Industry analysts are having mixed reactions to news that Richard Clarke is leaving his post as the government's cybersecurity czar.

While some say he was an experienced leader who brought a great deal of attention to network security issues, others say efforts have stagnated around endless discussions and useless recommendations that come without teeth or conviction. All agree that whoever replaces Clarke needs to be a visionary well versed in technology, business and political wranglings -- someone capable of weaving together a network of security procedures and mandates that will protect government and business interests.

"We haven't seen any action out of that office to date," says Mike Rasmussen, director of research at analyst firm Giga Information Group. "We've seen a lot of communication but not necessarily anything that changes things... They've laid a lot of groundwork but now we've got to build on that foundation. In the cybersecurity world, we're littered with attempts that never get finished. I hope this isn't the same thing."

Late last week, Clarke confirmed reports that he was stepping down as the Bush administration's cybersecurity chief to look for a job in the private sector. He has not addressed rumors that he is leaving the job because of his dissatisfaction with the progress his office has made or with the jobs that have been offered him in the new Department of Homeland Security, which the cybersecurity office is being folded into.

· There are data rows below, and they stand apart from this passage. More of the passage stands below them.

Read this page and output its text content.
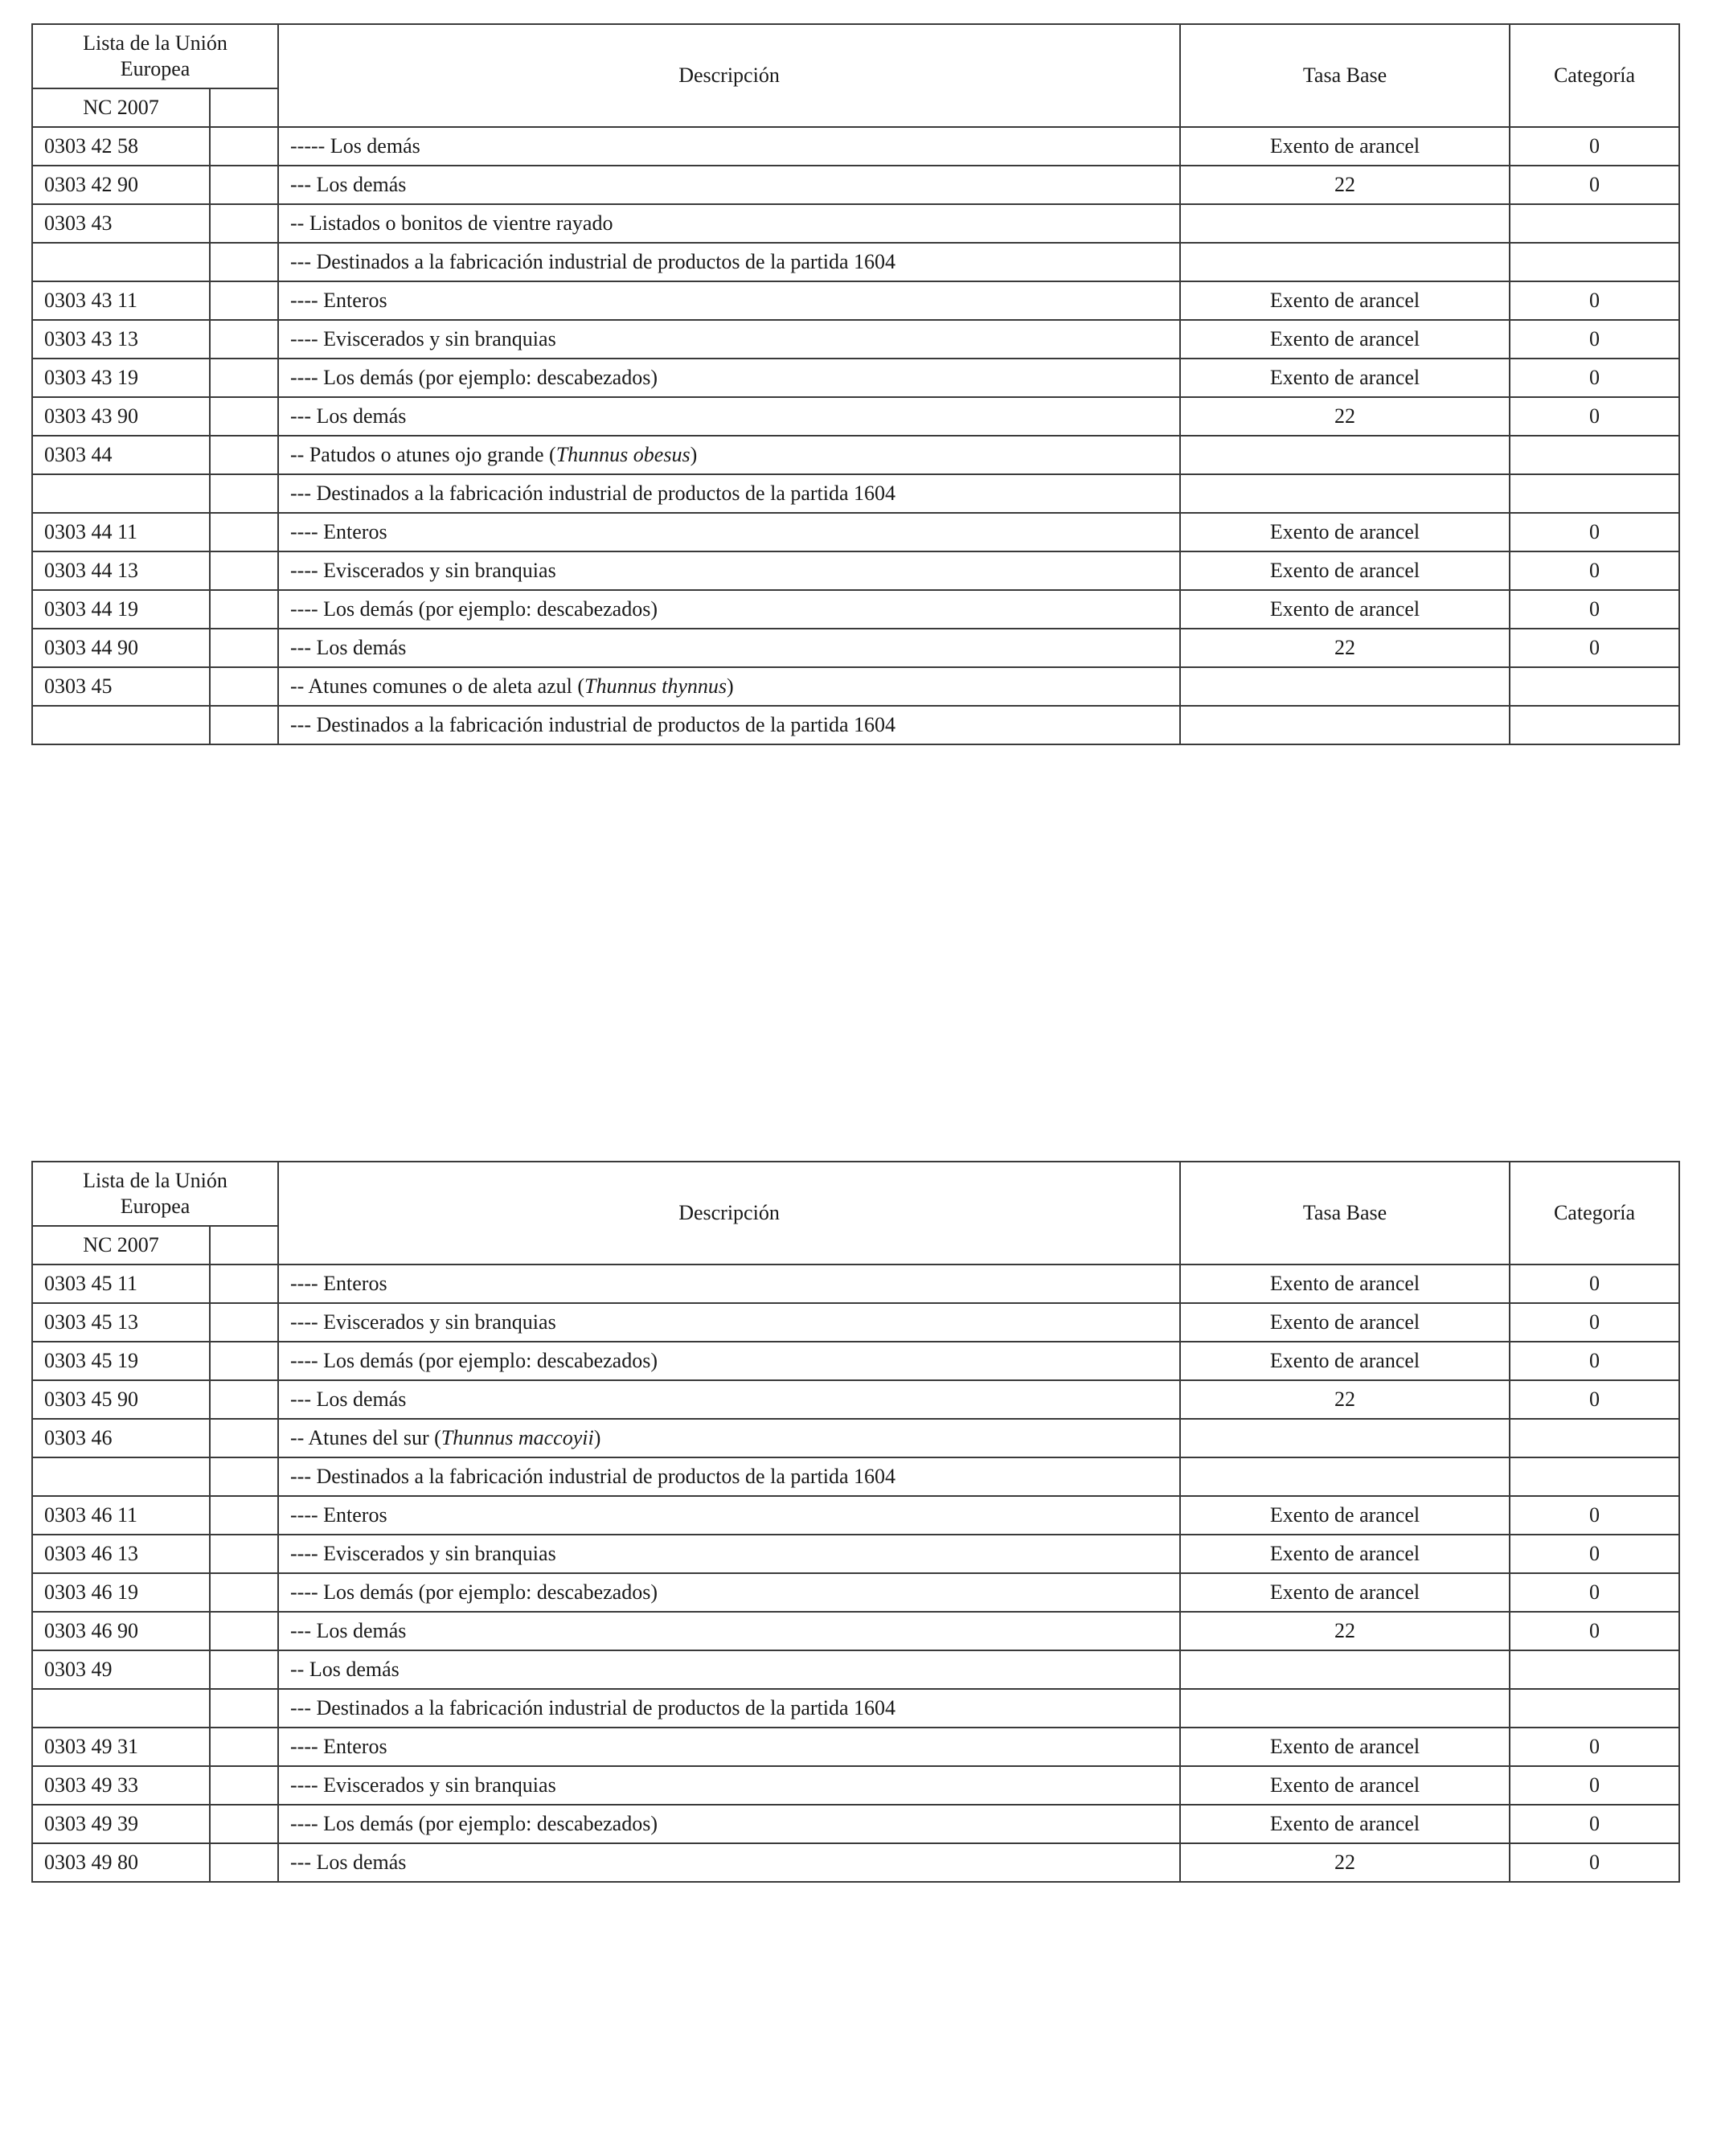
Lista de la Unión Europea		Descripción	Tasa Base	Categoría
NC 2007				
0303 42 58		----- Los demás	Exento de arancel	0
0303 42 90		--- Los demás	22	0
0303 43		-- Listados o bonitos de vientre rayado		
		--- Destinados a la fabricación industrial de productos de la partida 1604		
0303 43 11		---- Enteros	Exento de arancel	0
0303 43 13		---- Eviscerados y sin branquias	Exento de arancel	0
0303 43 19		---- Los demás (por ejemplo: descabezados)	Exento de arancel	0
0303 43 90		--- Los demás	22	0
0303 44		-- Patudos o atunes ojo grande (Thunnus obesus)		
		--- Destinados a la fabricación industrial de productos de la partida 1604		
0303 44 11		---- Enteros	Exento de arancel	0
0303 44 13		---- Eviscerados y sin branquias	Exento de arancel	0
0303 44 19		---- Los demás (por ejemplo: descabezados)	Exento de arancel	0
0303 44 90		--- Los demás	22	0
0303 45		-- Atunes comunes o de aleta azul (Thunnus thynnus)		
		--- Destinados a la fabricación industrial de productos de la partida 1604		
Lista de la Unión Europea		Descripción	Tasa Base	Categoría
NC 2007				
0303 45 11		---- Enteros	Exento de arancel	0
0303 45 13		---- Eviscerados y sin branquias	Exento de arancel	0
0303 45 19		---- Los demás (por ejemplo: descabezados)	Exento de arancel	0
0303 45 90		--- Los demás	22	0
0303 46		-- Atunes del sur (Thunnus maccoyii)		
		--- Destinados a la fabricación industrial de productos de la partida 1604		
0303 46 11		---- Enteros	Exento de arancel	0
0303 46 13		---- Eviscerados y sin branquias	Exento de arancel	0
0303 46 19		---- Los demás (por ejemplo: descabezados)	Exento de arancel	0
0303 46 90		--- Los demás	22	0
0303 49		-- Los demás		
		--- Destinados a la fabricación industrial de productos de la partida 1604		
0303 49 31		---- Enteros	Exento de arancel	0
0303 49 33		---- Eviscerados y sin branquias	Exento de arancel	0
0303 49 39		---- Los demás (por ejemplo: descabezados)	Exento de arancel	0
0303 49 80		--- Los demás	22	0
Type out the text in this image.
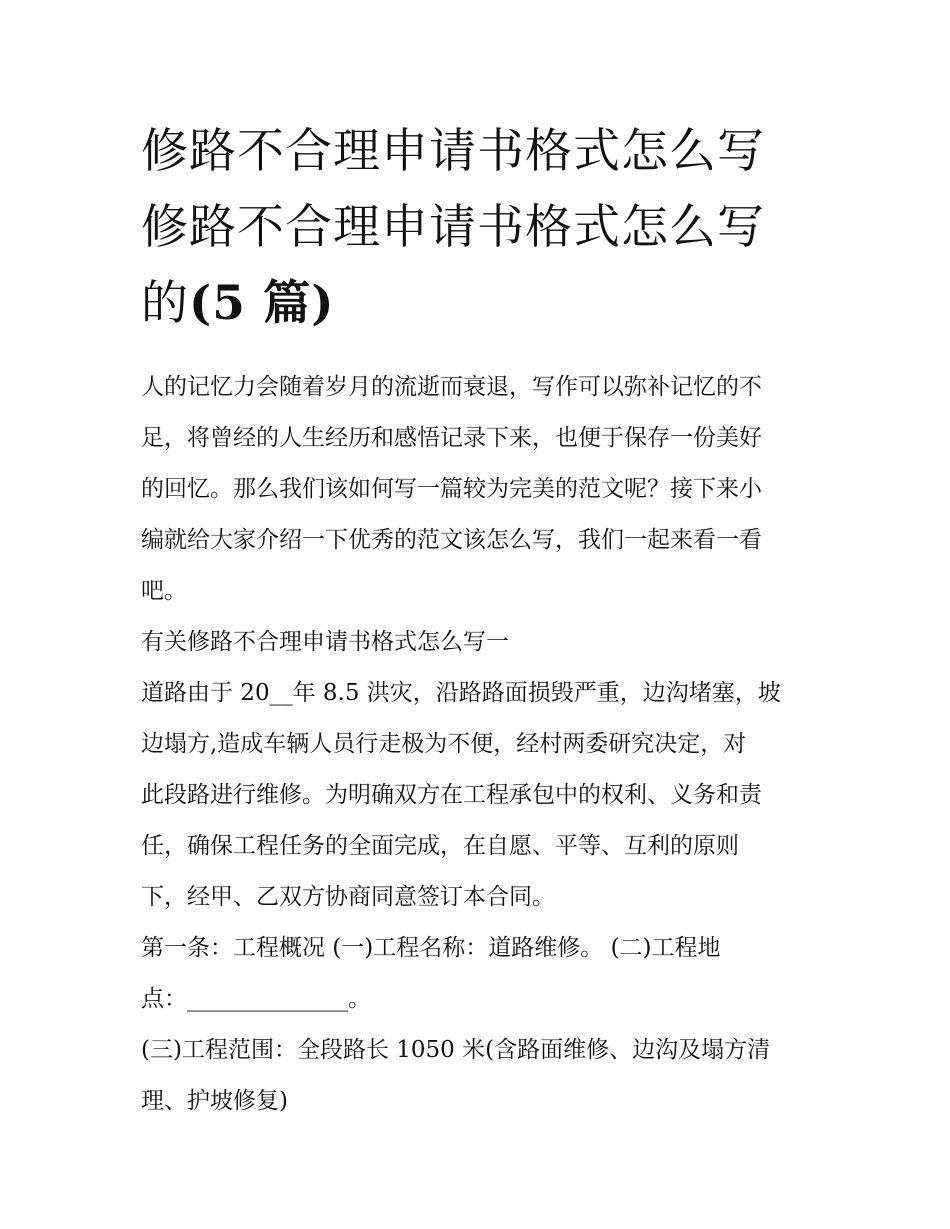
修路不合理申请书格式怎么写
修路不合理申请书格式怎么写
的(5 篇)

人的记忆力会随着岁月的流逝而衰退，写作可以弥补记忆的不
足，将曾经的人生经历和感悟记录下来，也便于保存一份美好
的回忆。那么我们该如何写一篇较为完美的范文呢？接下来小
编就给大家介绍一下优秀的范文该怎么写，我们一起来看一看
吧。

有关修路不合理申请书格式怎么写一

道路由于 20__年 8.5 洪灾，沿路路面损毁严重，边沟堵塞，坡
边塌方,造成车辆人员行走极为不便，经村两委研究决定，对
此段路进行维修。为明确双方在工程承包中的权利、义务和责
任，确保工程任务的全面完成，在自愿、平等、互利的原则
下，经甲、乙双方协商同意签订本合同。

第一条：工程概况 (一)工程名称：道路维修。 (二)工程地
点：______________。

(三)工程范围：全段路长 1050 米(含路面维修、边沟及塌方清
理、护坡修复)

Industry analysts say the bulk of Clarke's time has recently been spent working on the National Strategy to Secure Cyberspace, a document -- expected late this month or next -- that focuses on recommendations to prevent and respond to Internet-based attacks. A draft of the plan was released in September, prompting a host of critics to complain that the plan was nothing more than a long-winded recommendation for companies to tighten up their own security.

Despite criticism, Dan Woolley, a vice president at SilentRunner, a network security company, says Clarke, a former counter-terrorism advisor, has been a real "champion" of security issues, raising awareness about the risks to network security.

"I've agreed and disagreed with Dick on various issues, but I know him and he's always put his heart and soul into it," says Woolley, who says Clarke's departure will be a real loss to the industry. "But I don't know if anything has truly been accomplished except for increasing awareness. There's a lot more work and a lot more evangelism that needs to be done."

Woolley adds that the upcoming cybersecurity plan needs to be much stronger than the draft was.

"It was very soft in terms of what we have to do and how we do it," he says. "It has to be a little stronger... We need a more active involvement in governmental leadership. They should talk about policies and mandates. They should be bringing together information and investigating threats. If that is to happen, the government needs to be very influential."

'We Need a Visionary'

Woolley says the cybersecurity office should lay out a methodology for reporting security threats and breaches. How is information shared? How do companies get a look at the big picture? How do you secure the crime scene for a cyber attack?

"There's so many loose ends that if brought together correctly, will weave a fabric of security that will stretch across the network," adds Woolley. "We need a visionary who can look at all these things and make sense of them and figure out priorities. The leader needs to be someone who understands commercial risks, and has experience with how business works and how government works."

Charles Kolodgy, research manager at industry analyst firm International Data Corp., says anyone who replaces Clarke foremost needs to be a liaison between government and industry.

"Clarke has been doing what he can. It's a tough job," notes Kolodgy. "We need someone who is able to bridge between government and industry."

But Kolodgy also points out that things may change a great deal with cybersecurity being taken into the Homeland Security office. Clarke's replacement may end up being an administrator of an even larger department.

And some analysts point out that no one in the Bush administration has said that there will be a replacement for Clarke. His duties could be parceled out to a myriad of people, leaving the position unfilled. And potentially leaving cybersecurity efforts without a champion.

Giga's Rasmussen says he's waiting to get some clear word from the administration about the direction that both Homeland Security and cybersecurity will be taking.

"There's been a vagueness around this," says Rasmussen. "Clarke stepping down forces the government's hand to say where they're going with this. Clarke's leaving could be a positive in that we'll get more of a sense of what their plans are."